"During the 2024 Presidential campaign, Donald Trump made the South American nation his favorite scapegoat to propel his anti-immigrant policies, by branding its undocumented migrants in the United States as members of a feared transnational gang, the so-called Tren de Aragua. Then, once in office, he deported hundreds of Venezuelan migrants to internment in El Salvador's notorious CECOT prison. More recently, Pete Hegseth's Pentagon has been attacking alleged narco-boats in the Caribbean which were said to have left Venezuela."

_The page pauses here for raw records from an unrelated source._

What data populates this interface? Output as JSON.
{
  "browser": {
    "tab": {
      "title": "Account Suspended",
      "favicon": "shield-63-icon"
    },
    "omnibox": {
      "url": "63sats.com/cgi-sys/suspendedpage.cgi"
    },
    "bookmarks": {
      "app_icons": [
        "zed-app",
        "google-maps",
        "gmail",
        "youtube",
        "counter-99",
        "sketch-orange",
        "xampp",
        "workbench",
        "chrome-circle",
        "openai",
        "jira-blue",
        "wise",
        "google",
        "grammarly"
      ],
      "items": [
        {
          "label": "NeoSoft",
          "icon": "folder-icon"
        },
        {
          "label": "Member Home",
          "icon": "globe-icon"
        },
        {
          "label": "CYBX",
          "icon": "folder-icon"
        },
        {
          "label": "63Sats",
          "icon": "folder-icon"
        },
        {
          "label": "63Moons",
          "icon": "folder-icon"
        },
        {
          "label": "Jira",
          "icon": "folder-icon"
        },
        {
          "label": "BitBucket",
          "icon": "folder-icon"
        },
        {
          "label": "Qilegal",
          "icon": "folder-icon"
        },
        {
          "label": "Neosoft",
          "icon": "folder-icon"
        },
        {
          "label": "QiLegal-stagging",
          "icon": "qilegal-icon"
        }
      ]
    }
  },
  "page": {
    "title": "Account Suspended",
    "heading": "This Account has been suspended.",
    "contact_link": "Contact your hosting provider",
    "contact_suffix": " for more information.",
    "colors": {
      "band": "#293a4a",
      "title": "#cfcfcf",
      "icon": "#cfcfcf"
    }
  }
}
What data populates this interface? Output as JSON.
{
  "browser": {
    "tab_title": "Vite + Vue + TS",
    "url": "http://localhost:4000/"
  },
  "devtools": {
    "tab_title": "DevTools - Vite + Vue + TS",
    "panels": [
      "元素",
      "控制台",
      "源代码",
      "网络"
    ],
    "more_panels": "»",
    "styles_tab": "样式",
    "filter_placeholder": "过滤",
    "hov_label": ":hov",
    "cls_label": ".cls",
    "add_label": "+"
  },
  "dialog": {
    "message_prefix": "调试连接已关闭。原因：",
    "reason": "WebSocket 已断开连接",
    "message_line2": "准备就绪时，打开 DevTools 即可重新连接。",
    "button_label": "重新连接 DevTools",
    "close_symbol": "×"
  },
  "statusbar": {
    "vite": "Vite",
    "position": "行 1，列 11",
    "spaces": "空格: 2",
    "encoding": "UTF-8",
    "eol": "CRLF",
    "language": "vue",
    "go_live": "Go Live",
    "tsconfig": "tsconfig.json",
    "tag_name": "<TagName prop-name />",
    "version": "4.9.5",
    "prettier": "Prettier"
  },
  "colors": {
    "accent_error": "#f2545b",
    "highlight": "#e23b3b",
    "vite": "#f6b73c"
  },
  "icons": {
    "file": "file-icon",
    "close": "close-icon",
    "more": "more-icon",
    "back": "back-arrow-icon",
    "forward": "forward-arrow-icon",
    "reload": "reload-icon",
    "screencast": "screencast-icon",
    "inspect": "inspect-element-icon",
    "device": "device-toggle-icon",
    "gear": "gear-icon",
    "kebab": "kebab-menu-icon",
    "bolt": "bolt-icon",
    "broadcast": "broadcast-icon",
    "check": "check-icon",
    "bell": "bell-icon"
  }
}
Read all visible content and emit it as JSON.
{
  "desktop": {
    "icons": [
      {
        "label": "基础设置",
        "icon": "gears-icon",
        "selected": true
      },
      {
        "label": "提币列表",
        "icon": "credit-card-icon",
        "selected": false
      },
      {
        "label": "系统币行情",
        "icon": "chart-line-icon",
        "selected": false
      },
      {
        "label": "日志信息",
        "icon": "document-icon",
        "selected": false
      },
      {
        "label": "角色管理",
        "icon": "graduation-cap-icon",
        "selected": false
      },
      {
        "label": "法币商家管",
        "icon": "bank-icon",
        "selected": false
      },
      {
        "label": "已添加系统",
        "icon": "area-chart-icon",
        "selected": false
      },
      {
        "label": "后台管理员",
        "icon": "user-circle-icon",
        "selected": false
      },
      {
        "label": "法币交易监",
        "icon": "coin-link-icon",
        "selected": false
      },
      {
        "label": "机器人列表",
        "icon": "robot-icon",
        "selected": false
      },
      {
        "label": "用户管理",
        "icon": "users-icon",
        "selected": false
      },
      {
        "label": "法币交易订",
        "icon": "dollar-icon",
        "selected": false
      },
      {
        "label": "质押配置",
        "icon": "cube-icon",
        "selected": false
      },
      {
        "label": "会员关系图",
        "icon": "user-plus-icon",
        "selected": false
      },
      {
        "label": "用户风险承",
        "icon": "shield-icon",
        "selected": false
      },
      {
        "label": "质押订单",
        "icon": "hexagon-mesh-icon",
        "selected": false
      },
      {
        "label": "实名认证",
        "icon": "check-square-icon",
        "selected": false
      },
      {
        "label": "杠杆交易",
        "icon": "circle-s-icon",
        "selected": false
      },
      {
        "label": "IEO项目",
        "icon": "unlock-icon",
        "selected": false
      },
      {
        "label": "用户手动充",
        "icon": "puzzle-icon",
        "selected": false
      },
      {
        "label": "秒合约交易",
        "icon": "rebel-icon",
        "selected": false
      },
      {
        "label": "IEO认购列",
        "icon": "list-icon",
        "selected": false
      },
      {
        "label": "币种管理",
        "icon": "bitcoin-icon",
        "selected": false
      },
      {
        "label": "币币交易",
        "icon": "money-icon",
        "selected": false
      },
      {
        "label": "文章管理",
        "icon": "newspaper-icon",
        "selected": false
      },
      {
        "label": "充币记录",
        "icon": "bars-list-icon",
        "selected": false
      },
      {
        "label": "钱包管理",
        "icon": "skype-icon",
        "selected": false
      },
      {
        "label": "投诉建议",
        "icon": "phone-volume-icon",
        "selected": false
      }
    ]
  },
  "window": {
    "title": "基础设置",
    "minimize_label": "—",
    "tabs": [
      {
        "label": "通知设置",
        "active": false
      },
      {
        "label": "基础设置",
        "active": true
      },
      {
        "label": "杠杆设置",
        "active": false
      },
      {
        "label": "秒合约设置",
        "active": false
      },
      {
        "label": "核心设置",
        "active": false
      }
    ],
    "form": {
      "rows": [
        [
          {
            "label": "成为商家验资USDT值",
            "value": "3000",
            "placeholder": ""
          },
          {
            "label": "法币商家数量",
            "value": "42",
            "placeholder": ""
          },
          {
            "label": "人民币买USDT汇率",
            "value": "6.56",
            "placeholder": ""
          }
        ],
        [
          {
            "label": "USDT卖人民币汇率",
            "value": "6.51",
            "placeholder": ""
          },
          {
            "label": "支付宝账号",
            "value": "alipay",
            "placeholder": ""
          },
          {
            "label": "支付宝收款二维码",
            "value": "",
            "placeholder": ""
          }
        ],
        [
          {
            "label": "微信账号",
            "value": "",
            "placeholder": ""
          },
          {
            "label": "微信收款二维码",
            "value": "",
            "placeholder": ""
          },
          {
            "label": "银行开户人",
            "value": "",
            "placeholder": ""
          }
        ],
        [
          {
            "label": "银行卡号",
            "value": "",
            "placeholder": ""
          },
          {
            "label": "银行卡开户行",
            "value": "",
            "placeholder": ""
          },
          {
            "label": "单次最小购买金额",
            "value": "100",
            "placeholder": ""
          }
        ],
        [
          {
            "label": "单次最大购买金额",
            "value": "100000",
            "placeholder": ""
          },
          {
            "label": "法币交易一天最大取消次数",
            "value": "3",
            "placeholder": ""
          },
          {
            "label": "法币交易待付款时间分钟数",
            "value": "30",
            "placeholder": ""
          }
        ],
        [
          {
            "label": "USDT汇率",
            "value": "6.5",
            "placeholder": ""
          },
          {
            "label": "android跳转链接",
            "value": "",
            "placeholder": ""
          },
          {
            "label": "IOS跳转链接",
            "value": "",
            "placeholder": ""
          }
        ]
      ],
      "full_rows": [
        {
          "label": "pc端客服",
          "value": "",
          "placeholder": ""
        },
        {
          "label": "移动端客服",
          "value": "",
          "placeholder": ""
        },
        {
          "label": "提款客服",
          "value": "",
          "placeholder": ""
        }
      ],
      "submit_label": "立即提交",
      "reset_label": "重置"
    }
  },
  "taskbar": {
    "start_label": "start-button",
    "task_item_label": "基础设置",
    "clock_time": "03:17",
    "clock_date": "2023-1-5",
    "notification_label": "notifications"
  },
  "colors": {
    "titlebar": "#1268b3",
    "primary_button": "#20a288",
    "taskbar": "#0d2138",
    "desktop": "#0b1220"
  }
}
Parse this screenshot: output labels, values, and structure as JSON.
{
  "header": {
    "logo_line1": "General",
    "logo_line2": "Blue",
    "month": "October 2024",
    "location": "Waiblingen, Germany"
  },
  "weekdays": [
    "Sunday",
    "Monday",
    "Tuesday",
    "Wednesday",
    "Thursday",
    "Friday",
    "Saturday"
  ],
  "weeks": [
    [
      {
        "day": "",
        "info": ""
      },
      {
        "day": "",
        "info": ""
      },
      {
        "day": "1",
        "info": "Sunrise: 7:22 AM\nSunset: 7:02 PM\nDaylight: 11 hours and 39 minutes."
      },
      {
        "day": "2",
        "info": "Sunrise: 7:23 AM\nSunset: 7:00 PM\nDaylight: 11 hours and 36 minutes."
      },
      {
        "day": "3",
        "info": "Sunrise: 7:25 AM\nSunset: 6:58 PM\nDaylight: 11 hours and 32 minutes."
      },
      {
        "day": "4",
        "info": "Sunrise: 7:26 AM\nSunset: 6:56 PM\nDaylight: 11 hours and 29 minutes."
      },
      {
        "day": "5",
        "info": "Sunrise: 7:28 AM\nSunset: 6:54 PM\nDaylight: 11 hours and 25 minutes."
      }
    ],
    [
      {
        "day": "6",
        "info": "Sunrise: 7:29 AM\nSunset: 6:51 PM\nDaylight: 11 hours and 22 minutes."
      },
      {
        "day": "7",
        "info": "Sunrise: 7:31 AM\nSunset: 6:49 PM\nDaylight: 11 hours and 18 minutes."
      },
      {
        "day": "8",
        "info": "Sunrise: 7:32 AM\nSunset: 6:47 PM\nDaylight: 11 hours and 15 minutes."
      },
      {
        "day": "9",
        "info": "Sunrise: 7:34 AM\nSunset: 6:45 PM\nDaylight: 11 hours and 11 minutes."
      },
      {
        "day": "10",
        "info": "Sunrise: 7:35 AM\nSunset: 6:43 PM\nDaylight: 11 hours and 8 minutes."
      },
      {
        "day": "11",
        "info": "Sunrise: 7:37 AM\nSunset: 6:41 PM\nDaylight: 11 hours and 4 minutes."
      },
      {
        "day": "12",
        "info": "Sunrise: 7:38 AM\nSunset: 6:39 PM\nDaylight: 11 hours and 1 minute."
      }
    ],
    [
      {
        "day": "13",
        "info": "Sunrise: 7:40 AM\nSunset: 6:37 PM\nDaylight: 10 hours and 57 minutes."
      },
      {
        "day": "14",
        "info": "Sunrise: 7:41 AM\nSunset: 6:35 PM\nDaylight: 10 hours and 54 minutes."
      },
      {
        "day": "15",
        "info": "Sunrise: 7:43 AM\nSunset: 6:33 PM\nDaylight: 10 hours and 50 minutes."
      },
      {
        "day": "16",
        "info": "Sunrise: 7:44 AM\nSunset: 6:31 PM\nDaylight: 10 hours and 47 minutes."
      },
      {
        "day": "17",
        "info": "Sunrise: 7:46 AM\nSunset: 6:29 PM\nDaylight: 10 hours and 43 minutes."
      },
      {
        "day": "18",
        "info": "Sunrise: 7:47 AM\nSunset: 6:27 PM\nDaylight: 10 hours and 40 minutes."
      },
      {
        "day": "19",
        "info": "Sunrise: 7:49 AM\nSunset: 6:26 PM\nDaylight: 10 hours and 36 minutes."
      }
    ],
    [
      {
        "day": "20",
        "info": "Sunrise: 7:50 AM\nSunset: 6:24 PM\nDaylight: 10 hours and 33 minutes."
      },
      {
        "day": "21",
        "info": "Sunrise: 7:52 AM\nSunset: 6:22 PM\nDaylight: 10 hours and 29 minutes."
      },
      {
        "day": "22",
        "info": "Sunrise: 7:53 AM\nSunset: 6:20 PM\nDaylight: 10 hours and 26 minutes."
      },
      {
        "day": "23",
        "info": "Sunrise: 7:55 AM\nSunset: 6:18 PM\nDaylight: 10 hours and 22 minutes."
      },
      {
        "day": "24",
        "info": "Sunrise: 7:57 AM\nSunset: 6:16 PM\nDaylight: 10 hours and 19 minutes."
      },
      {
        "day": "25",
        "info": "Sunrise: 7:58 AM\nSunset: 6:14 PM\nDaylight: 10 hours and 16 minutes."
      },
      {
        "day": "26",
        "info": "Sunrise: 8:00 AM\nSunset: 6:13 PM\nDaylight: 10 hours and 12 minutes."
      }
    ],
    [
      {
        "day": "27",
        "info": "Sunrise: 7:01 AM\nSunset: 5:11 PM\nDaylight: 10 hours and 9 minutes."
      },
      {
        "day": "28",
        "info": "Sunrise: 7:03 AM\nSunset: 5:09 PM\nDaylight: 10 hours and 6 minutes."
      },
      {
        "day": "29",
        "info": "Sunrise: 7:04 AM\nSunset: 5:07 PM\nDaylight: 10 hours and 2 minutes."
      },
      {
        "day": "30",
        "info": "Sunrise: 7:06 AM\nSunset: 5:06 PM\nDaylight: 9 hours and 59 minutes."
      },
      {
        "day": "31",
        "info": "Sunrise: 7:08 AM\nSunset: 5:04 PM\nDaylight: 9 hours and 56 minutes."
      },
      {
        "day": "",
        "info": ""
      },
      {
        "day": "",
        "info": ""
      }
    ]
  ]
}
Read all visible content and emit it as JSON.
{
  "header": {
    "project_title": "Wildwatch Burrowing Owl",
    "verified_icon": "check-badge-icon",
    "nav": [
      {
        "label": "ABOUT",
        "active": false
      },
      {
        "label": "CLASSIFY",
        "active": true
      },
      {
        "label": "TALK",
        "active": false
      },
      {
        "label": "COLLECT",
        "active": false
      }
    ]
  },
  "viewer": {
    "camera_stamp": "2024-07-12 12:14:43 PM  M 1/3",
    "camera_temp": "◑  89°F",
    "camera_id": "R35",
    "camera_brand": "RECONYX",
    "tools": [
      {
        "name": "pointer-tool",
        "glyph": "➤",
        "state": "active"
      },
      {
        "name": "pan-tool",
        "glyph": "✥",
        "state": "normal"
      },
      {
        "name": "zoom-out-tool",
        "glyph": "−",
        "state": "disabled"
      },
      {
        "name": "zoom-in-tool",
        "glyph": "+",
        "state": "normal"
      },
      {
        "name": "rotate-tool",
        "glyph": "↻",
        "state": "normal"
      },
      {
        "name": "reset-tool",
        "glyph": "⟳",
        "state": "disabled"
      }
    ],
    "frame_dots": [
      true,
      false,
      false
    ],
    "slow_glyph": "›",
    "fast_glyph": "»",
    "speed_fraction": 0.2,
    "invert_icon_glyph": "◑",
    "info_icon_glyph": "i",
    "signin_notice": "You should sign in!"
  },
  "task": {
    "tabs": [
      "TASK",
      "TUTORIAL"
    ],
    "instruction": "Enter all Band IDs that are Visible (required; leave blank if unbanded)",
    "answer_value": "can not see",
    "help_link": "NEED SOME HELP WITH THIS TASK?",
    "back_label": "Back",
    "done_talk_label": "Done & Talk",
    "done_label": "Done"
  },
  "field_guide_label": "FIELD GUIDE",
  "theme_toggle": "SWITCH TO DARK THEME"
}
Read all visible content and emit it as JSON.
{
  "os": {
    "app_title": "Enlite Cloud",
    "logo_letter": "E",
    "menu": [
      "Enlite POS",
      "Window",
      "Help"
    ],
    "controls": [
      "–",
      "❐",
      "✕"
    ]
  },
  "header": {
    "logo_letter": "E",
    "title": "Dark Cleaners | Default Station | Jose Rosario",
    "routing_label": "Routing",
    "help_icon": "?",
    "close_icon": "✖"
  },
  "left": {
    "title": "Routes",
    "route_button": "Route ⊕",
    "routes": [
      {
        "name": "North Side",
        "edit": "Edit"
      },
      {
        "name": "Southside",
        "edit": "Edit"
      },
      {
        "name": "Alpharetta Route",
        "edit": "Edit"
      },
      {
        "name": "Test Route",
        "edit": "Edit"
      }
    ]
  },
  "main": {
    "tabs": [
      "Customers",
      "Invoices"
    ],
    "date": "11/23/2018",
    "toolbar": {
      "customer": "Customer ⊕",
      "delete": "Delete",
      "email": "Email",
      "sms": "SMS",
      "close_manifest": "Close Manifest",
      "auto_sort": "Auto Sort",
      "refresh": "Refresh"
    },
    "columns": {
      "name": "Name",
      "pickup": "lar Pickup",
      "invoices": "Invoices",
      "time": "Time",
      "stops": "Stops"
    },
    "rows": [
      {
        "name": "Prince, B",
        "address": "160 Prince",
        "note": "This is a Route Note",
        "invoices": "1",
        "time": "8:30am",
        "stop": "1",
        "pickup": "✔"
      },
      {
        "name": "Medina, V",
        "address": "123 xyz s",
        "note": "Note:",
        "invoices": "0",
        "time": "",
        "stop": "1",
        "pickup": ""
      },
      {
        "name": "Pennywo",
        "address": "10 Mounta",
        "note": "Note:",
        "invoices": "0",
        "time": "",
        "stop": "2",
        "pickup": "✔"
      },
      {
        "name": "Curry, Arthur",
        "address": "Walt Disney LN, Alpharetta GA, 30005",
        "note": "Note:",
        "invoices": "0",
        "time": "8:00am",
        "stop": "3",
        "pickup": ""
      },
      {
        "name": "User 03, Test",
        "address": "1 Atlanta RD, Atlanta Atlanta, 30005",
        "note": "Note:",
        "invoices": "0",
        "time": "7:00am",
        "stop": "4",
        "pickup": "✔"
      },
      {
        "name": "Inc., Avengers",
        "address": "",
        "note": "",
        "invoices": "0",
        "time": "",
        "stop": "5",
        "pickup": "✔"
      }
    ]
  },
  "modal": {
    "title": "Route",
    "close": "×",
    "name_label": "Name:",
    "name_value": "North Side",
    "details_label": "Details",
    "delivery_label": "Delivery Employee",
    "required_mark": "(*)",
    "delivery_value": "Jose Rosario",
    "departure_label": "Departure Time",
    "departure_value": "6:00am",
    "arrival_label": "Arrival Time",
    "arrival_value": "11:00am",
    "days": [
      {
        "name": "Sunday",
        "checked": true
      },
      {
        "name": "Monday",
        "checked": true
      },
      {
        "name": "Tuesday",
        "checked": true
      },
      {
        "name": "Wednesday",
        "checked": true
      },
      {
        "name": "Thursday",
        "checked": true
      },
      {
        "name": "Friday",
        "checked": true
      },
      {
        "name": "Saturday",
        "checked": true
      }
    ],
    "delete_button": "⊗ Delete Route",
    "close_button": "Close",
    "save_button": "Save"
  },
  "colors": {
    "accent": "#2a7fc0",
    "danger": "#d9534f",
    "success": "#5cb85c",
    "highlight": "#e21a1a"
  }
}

"So far, four boats have been destroyed, resulting in the deaths of twenty-one people. Even as the Pentagon has published footage of the strikes, it has produced no evidence that the boats were carrying drugs. Just a month before these attacks began, the Secretary of State, Marco Rubio, had offered a reward of up to fifty million dollars "for information leading to the arrest and/or conviction" of Venezuela's President, Nicolás Maduro, "for violating U.S. narcotics laws.""
U.S. political and security measures increasingly portray Venezuela as a source of narcotics and migration threats. Campaign rhetoric labeled Venezuelan migrants as members of a feared transnational gang and facilitated mass deportations to El Salvador's CECOT prison. Pentagon operations have destroyed multiple Caribbean boats claimed to be linked to Venezuela, resulting in civilian deaths while no public evidence of drug cargo has been presented. The State Department offered a large reward for information leading to the arrest and conviction of President Nicolás Maduro on narcotics charges. The Administration characterizes Maduro's hold on power as a narco-terrorist enterprise that exploits citizens.